A study conducted over ten years with Irish mothers indicates that breastfeeding may have long-term mental health benefits for women, potentially lowering the risk of depression and anxiety years after childbirth.
The research, published in BMJ Open, followed a group of women from a Dublin maternity hospital who were initially recruited during their second pregnancy. The study included 168 participants who provided complete data on both breastfeeding history and mental health at a ten-year follow-up. Women who were pregnant or breastfeeding at the time of follow-up were not included in the analysis.
Researchers assessed whether participants had ever breastfed, the duration of any and exclusive breastfeeding, and whether they had breastfed for at least 12 months in total. Mental health outcomes were determined through self-reported diagnoses of depression or anxiety as well as reported use of antidepressant medications, although reasons for medication use were not recorded.
The findings showed that 72.6% of women reported having breastfed at some point. The median duration for exclusive breastfeeding was 5.5 weeks, while any breastfeeding lasted a median of 30.5 weeks. More than one-third had breastfed for at least 12 months over their lifetime.

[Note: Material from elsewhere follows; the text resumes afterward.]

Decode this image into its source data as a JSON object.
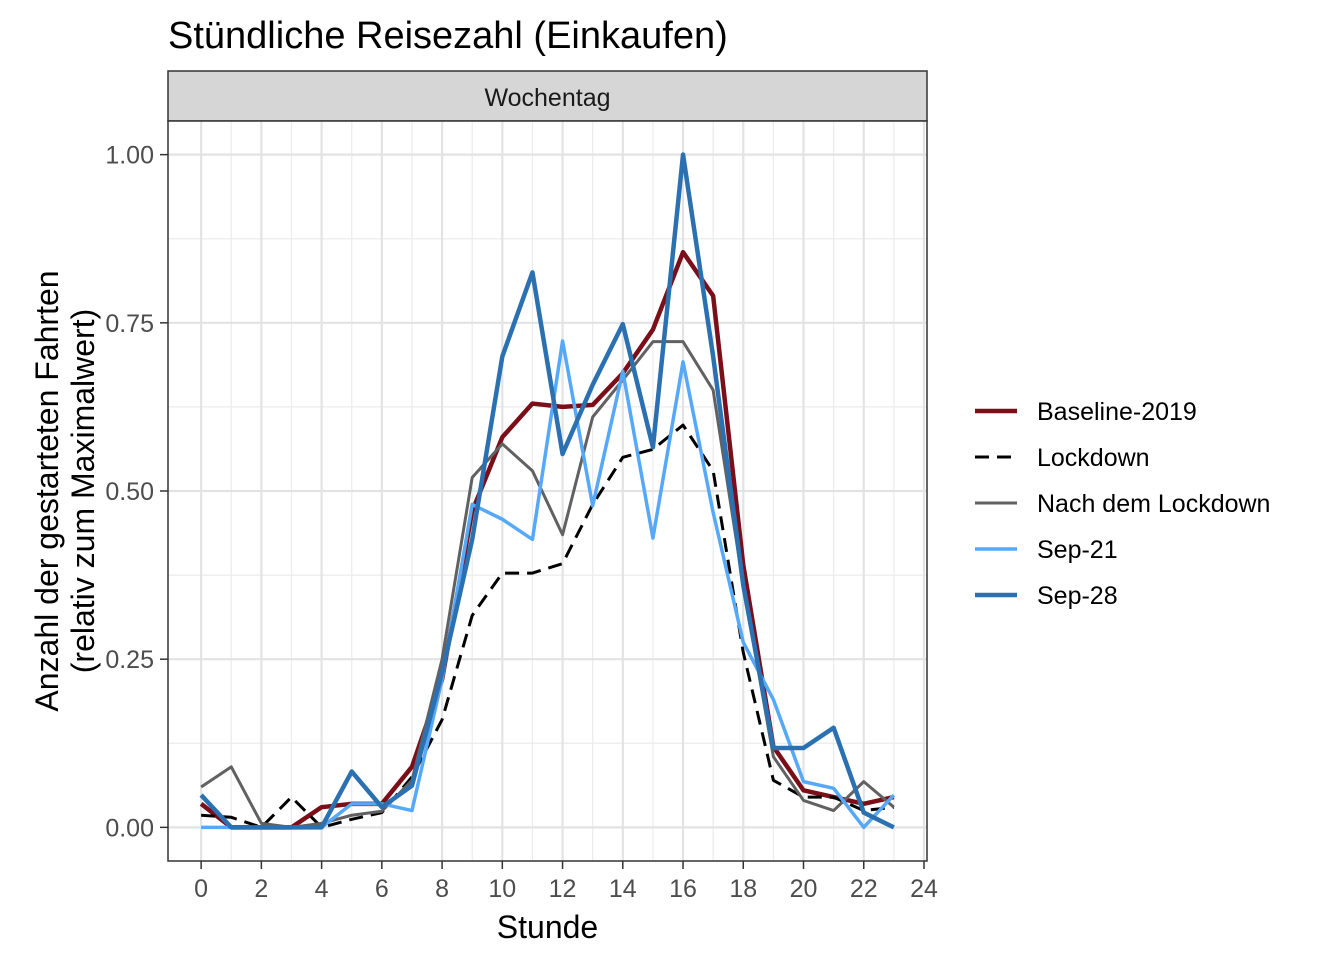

At the end of the study period, 13.1% reported depression or anxiety; this figure rose to 20.8% when considering any occurrence during the entire study period. Those reporting these conditions tended to be younger, have lower baseline well-being scores, smoke more frequently by study’s end, and were less likely to have breastfed or to have done so for as long.
After adjusting for differences such as age, baseline well-being, physical activity, and alcohol intake, researchers found that having ever breastfed was linked to lower odds of experiencing anxiety or depression ten years later. Longer periods of exclusive breastfeeding and cumulative durations over twelve months also correlated with reduced risk across the full study period.
The authors noted several possible explanations for these results: "Biological mechanisms underlying this relationship may involve lactation hormones such as oxytocin, which promotes bonding, reduces anxiety, and supports stress regulation through the hypothalamic-pituitary-adrenal axis." They also suggested that reduced risk of metabolic disease and protection against postnatal depression could play roles.
Despite strengths like its long-term design and detailed dataset accounting for multiple confounders in a healthy population sample, limitations include its small size and lack of diversity—participants all came from one Dublin hospital—and reliance on self-reported mental health information along with antidepressant use as an outcome measure. Because it was observational in nature rather than experimental, causality cannot be established definitively.
"Overall," according to the researchers’ summary statement in BMJ Open,"the findings suggest that breastfeeding may be associated with a reduced risk of long-term maternal mental health problems and highlight the need for larger, more diverse studies to validate these associations."